In der vergangenen Woche hat sich auf unserem Schulgelände im Kleinen Haus einiges getan: Eine rund 30 Meter lange Mauer wurde von der WIR-AG unserer Schule kreativ neu gestaltet – und das Ergebnis kann sich sehen lassen.
Über einen Zeitraum von vier Tagen arbeiteten die Schüler*innen intensiv an dem Projekt. Unterstützt und begleitet wurden sie dabei von dem Graffitikünstler Jonas Wömpner, der nicht nur sein Können einbrachte, sondern auch wertvolle Einblicke in die Welt der Graffitikunst vermittelte.

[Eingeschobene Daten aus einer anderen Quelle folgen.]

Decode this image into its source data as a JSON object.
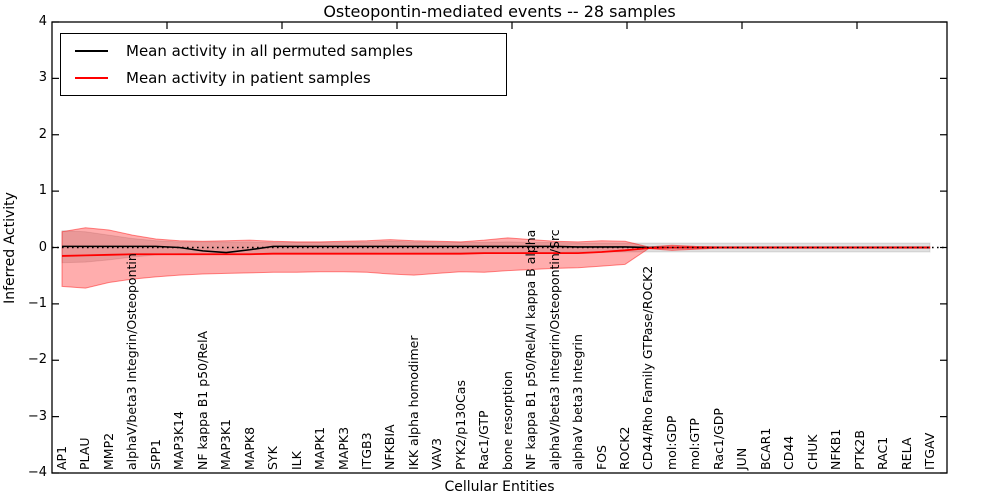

Doch bevor es an die Spraydosen ging, stand zunächst die Vorbereitung im Mittelpunkt: Gemeinsam wurden Ideen gesammelt, Themen diskutiert und erste Entwürfe gezeichnet. Die Mauer wurde gründlich gereinigt und grundiert, um eine optimale Grundlage für die Gestaltung zu schaffen. Schritt für Schritt entstand so ein durchdachtes Gesamtkonzept.
Während der Projekttage zeigte sich das Wetter von seiner wechselhaften Seite: Neben sonnigen Momenten gab es auch kühle, regnerische Phasen. Dennoch ließ sich die Gruppe davon nicht aufhalten und arbeitete mit großem Engagement weiter.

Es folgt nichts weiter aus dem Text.